On the other hand, we report here a rare case of MBD showing hyperintensity on delayed DWI. To the best of our knowledge, only one similar case exists in the literature (7). The authors suggested that the hyperintense lesions on initial FLAIR and late DWI represented vasogenic and cytotoxic edema, respectively. These characteristic findings indicate a pathological variety of MBD.
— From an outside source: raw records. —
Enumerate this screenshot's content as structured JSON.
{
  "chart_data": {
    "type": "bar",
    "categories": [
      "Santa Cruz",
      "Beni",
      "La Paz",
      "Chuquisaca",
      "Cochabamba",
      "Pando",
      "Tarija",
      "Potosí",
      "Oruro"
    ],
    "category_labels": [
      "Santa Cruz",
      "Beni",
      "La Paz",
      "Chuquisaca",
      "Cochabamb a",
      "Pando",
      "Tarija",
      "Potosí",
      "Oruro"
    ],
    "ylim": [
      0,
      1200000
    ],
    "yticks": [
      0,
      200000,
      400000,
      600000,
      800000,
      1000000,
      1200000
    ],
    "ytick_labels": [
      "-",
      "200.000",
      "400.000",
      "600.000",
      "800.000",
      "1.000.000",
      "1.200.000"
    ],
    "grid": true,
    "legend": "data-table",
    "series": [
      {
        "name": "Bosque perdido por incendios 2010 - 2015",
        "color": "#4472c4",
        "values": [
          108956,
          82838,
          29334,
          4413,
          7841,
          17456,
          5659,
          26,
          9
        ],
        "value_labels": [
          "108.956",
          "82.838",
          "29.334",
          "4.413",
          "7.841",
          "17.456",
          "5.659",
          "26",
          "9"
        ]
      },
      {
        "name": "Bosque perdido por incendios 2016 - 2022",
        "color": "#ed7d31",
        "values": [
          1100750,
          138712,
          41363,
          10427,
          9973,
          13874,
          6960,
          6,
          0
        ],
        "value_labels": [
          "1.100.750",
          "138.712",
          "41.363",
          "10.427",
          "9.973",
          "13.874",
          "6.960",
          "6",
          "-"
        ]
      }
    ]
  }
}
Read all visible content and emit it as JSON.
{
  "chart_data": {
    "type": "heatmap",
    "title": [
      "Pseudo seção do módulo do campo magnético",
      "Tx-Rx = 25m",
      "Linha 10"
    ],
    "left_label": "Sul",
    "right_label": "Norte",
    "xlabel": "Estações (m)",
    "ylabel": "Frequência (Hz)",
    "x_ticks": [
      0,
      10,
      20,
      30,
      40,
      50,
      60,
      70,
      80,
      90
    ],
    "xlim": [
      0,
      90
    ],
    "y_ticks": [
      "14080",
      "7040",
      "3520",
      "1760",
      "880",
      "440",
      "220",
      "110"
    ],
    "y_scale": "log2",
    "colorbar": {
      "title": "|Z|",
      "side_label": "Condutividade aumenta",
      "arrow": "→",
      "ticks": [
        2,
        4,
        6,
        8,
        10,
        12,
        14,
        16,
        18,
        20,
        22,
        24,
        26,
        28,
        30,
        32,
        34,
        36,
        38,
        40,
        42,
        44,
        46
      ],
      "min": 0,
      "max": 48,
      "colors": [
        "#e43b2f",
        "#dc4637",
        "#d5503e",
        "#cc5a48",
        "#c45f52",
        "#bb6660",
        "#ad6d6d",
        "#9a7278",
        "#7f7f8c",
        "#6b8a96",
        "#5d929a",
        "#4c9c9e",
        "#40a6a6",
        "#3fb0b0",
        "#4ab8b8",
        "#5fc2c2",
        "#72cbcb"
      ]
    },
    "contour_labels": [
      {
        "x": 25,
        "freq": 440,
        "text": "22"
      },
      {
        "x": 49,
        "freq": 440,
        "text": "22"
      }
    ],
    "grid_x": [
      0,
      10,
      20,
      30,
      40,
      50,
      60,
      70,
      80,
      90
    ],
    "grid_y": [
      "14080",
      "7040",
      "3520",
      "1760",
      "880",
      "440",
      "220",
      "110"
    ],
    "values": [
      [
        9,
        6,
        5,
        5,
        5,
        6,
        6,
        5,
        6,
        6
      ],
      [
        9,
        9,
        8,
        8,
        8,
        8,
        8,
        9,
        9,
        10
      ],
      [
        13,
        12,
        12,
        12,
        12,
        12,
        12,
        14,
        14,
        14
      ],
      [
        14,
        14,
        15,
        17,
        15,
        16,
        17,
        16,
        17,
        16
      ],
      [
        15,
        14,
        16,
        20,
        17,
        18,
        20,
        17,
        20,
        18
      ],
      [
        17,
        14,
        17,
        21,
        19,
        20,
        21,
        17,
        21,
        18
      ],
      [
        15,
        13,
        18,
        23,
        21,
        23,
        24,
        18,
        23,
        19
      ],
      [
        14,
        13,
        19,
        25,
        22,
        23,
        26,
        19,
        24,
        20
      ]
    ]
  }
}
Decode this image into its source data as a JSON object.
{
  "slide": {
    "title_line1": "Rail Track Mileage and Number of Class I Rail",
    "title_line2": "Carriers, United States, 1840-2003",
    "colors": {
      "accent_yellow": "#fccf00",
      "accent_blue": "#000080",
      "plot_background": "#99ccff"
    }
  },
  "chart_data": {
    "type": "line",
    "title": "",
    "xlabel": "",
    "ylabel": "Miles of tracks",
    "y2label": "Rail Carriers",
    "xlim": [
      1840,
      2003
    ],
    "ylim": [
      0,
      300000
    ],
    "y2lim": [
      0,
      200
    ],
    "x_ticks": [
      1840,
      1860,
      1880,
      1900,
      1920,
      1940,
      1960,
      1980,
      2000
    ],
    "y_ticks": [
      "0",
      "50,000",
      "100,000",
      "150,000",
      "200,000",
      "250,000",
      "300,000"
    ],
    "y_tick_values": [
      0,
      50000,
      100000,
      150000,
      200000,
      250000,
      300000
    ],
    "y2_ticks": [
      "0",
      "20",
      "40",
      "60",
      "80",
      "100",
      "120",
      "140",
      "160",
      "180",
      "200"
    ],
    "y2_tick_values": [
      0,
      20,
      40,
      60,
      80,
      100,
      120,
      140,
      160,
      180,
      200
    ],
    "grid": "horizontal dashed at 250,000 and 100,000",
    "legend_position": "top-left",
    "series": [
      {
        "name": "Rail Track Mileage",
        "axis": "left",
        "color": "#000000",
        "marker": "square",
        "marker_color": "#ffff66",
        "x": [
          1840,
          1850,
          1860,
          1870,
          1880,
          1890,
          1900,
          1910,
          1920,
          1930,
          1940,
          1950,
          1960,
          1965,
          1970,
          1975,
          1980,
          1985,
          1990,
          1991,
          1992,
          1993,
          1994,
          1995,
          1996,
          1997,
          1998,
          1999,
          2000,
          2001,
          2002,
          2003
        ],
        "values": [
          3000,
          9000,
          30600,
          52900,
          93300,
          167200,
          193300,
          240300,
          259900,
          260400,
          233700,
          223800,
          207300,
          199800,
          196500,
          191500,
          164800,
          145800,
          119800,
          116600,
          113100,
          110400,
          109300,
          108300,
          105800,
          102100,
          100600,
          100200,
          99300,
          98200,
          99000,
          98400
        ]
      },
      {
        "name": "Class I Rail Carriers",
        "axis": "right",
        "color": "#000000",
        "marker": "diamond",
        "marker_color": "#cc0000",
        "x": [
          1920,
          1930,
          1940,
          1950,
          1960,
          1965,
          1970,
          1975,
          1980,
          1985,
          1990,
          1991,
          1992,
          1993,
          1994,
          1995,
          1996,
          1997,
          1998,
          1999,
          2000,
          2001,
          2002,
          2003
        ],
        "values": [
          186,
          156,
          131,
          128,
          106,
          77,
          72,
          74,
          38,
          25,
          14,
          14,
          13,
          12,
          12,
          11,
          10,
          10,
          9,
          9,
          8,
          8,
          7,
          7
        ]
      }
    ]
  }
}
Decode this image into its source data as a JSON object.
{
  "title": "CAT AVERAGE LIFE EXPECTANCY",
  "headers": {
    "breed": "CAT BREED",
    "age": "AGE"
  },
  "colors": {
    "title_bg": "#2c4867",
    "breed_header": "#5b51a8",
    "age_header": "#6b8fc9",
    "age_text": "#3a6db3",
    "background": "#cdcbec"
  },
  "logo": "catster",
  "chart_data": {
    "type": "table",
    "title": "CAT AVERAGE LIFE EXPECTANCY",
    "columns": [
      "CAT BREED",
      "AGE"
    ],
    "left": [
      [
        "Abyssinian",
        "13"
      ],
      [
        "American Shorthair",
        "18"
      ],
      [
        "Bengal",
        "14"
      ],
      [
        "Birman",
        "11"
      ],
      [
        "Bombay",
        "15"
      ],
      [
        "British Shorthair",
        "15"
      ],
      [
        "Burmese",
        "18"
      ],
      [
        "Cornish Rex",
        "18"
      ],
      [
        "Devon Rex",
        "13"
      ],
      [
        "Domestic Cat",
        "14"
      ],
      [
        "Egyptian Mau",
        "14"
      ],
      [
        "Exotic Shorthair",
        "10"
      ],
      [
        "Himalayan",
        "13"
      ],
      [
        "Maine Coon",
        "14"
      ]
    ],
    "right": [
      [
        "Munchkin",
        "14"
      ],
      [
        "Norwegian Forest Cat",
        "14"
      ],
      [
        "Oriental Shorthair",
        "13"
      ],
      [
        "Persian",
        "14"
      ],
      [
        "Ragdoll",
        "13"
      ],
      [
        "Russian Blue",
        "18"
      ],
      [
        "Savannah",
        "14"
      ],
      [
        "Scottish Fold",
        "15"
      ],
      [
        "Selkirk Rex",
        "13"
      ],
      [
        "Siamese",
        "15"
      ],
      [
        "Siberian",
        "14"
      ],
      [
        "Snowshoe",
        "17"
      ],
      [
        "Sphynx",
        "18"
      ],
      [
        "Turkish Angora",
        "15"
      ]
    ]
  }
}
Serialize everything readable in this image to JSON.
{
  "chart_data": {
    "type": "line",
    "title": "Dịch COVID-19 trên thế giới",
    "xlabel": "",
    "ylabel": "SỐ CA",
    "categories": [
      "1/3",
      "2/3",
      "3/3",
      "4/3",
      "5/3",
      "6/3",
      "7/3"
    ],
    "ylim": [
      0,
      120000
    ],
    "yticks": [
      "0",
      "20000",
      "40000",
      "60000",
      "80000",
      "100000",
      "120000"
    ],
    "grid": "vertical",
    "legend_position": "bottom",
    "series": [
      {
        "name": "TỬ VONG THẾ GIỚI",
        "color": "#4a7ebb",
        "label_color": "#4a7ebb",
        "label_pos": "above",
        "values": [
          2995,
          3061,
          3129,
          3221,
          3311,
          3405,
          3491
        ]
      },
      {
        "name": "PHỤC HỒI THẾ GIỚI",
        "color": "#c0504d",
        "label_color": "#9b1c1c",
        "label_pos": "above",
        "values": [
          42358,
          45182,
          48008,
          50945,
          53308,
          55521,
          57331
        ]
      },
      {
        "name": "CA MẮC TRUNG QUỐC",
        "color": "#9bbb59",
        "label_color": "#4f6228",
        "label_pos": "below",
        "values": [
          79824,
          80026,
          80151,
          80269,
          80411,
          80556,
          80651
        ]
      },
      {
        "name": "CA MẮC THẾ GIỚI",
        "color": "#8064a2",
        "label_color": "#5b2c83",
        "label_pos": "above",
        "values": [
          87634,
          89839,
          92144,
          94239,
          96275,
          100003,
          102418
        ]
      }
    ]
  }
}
MBD has been regarded as a disease with poor prognosis. However, various cases have been reported with the technical progress in MRI. Some reports have discussed and presented prognostic indices for MBD, such as level of consciousness, degree of lesion in the corpus callosum (8) and cortical involvement (9). Quick and exact diagnosis and initiation of appropriate treatment for MBD as soon as possible is thus important.
In conclusion, we should be aware of the clinical and radiological variety of MBD. Radiological changes on MRI at each stage of the clinical course should be evaluated. Further studies are needed to confirm the underlying pathology of the hyperintense lesions in the corpus callosum.